My second question is what the rationale was in selecting convolution. I understand that it has 3 desirable properties:
- it produces a product that is far away from each of its constituents
- if a vector representing ‘pink’ is similar to a vector representing ‘red’ and ‘green’ is less similar, then ‘red’ convoluted with vector A will be more similar to ‘pink’ convoluted with vector A than ‘green’ convoluted with vector A
- You can invert vector ‘pink’ and multiply it by the ‘pink-A’ to get just ‘A’ back again.
So these are all advantages.
But is there any theoretical (not just practical) rationale for choosing ‘convolution’?
More SPA-knowledgeable folks can give a better answer than me, but I’ll try to respond with a few references you can look into in the meantime!

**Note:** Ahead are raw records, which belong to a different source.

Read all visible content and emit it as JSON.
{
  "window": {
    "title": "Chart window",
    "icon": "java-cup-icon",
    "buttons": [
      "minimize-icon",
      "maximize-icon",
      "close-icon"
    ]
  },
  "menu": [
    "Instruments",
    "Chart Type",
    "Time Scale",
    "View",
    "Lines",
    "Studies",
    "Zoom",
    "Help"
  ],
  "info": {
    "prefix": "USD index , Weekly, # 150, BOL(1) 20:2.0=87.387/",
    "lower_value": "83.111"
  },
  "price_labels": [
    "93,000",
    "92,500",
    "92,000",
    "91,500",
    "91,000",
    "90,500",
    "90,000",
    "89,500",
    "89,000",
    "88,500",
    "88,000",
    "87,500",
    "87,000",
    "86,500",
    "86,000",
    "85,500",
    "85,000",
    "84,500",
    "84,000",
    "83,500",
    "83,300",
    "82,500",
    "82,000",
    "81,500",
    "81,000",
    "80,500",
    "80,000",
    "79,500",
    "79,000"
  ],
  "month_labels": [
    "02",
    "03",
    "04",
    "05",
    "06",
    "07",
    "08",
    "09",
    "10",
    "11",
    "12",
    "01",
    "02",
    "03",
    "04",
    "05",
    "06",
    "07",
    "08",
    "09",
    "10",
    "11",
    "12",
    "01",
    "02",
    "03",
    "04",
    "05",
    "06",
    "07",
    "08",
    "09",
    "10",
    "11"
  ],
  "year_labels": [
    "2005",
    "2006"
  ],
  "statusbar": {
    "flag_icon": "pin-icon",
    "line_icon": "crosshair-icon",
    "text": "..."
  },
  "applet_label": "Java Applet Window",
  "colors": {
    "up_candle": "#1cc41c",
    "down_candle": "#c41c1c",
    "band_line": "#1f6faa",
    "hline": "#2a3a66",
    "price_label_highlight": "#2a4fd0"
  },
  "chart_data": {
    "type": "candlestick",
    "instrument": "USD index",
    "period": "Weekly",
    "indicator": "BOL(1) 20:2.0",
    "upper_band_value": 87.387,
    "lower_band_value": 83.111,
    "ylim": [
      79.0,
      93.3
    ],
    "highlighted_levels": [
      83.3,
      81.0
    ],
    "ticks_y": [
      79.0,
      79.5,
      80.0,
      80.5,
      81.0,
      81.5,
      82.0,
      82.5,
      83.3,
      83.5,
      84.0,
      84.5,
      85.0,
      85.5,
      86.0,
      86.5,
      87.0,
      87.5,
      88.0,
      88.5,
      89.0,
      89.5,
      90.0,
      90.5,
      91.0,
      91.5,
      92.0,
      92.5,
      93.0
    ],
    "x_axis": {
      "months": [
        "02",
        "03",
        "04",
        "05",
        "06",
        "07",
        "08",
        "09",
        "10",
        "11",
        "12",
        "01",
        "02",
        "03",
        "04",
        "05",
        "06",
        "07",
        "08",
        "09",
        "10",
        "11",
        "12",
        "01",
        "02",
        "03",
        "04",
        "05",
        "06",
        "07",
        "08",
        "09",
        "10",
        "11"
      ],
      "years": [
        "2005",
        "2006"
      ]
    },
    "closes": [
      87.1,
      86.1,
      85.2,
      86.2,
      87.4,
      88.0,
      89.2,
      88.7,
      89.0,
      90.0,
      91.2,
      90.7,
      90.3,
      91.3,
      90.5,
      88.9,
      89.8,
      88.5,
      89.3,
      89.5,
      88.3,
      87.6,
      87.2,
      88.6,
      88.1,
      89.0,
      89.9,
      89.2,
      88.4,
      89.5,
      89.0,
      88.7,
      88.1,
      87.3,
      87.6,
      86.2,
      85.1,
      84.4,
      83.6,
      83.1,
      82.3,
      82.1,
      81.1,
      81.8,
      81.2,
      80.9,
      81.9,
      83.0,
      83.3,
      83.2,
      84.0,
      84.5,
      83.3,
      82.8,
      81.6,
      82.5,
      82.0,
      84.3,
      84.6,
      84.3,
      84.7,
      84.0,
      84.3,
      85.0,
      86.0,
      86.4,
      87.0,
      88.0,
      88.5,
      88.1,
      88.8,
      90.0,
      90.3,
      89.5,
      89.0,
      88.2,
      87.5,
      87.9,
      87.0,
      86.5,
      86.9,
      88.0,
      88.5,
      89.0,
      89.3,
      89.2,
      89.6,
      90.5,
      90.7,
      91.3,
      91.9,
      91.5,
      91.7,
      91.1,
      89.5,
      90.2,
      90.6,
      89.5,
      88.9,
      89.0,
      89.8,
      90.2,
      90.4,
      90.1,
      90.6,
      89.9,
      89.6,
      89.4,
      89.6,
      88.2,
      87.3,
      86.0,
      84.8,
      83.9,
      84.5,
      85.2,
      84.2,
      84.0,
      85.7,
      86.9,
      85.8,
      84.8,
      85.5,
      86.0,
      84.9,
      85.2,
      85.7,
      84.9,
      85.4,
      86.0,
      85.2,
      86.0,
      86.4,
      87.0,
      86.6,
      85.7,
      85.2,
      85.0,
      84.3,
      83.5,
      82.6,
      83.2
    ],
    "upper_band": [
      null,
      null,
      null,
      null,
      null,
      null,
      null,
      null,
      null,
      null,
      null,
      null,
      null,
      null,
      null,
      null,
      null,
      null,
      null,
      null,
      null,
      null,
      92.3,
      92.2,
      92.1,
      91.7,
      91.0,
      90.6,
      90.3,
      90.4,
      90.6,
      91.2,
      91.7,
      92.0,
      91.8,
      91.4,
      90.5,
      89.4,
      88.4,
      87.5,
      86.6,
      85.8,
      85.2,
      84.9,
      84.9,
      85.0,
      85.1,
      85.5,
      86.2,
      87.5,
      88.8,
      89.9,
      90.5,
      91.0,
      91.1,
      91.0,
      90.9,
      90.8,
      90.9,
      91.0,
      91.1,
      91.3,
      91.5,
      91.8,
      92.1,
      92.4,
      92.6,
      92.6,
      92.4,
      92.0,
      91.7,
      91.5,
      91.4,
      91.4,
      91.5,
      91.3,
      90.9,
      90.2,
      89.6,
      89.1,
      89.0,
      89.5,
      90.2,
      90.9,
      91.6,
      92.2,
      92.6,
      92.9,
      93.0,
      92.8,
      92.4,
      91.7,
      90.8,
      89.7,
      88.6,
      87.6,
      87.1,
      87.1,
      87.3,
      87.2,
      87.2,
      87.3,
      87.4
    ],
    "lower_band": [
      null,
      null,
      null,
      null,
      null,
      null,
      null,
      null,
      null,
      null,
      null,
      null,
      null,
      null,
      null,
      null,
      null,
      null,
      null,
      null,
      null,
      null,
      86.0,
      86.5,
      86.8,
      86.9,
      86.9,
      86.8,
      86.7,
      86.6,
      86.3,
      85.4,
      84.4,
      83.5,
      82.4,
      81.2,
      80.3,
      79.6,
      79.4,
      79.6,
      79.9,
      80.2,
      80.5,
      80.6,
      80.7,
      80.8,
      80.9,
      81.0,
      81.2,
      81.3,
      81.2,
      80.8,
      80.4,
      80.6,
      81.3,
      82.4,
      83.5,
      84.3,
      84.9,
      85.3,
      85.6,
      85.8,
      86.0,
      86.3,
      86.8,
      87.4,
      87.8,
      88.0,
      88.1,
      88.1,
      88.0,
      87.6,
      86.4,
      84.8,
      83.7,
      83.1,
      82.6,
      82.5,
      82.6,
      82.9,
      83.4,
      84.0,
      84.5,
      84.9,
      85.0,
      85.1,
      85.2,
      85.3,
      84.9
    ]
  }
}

The short answer to your question is that the vectors used in SPA are usually unit vectors so that we don’t run into the problems that you point out here. The theory behind the vector manipulations used by SPA is described in Tony Plate’s Holographic Reduced Representations architecture, which is detailed in his publications.
On the neural side, the neurons we typically use in SPA networks do saturate at a certain firing rate, so we can only represent vectors in a certain range of magnitudes. @jgosmann has done a lot of work looking into how we can best use the representational range of spiking neurons to do the vector manipulations used by SPA; see this paper for details.
This is only partially correct. With unit vectors the vector of bound concepts will grow larger with more concepts. This can be prevented by introducing normalization, but this will make the binding with circular convolution a lossy operation. (As you note neurons saturate and thus will introduce some normalization-like behaviour.) This might make it necessary to use clean-up memories.
Another way to circumvent this problem is by using unitary vectors (note that all unitary vectors are unit vectors, but not all unit vectors are unitary vectors). A unitary vector preserves the length of the other vector in circular convolution. The terminology is derived form unitary transforms because the circular convolution with such a vector can be shown to be a unitary transform. I would recommend using unitary vectors where required, but only there. The number of unitary vectors is significantly smaller than the number of general semantic pointers that fit into a d-dimensional space. Where unitary vectors are required depends on how the representations are constructed, but usually only a few vectors need to be unitary.
nengo.spa.pointer.SemanticPointer class has a
make_unitary method to generate unitary pointers. It will normalize all the complex Fourier coefficients of that vector which preserves the phase shifts done by the circular convolution, but eliminates all scaling of the Fourier coefficients which will preserve the vector lengths.
Regarding the second question: There are other operations that could be used for binding (e.g. permutation) that we probably should look into more, but haven’t yet. Another reasons to use circular convolution: It is fairly straight-forward to implement with the NEF/Nengo (once you figure out all the required transformation matrices). Also, we have some intuition what circular convolution is doing the vectors (it’s somewhat like a rotation).
I have to correct myself too. I looked into this matter again today and it ocurred to me that I based the statement that the number of unitary vectors is significantly smaller than the number of general semantic pointers on assumptions that are most likely wrong. In fact, a space might fit the same number of Semantic Pointers independent of whether the vectors are unitary or not. (I don’t have a proof or derivation of that yet and intuitions don’t always work very well in high-dimensional spaces, so take this with a grain of salt. But matters are more complicated than I initially thought.)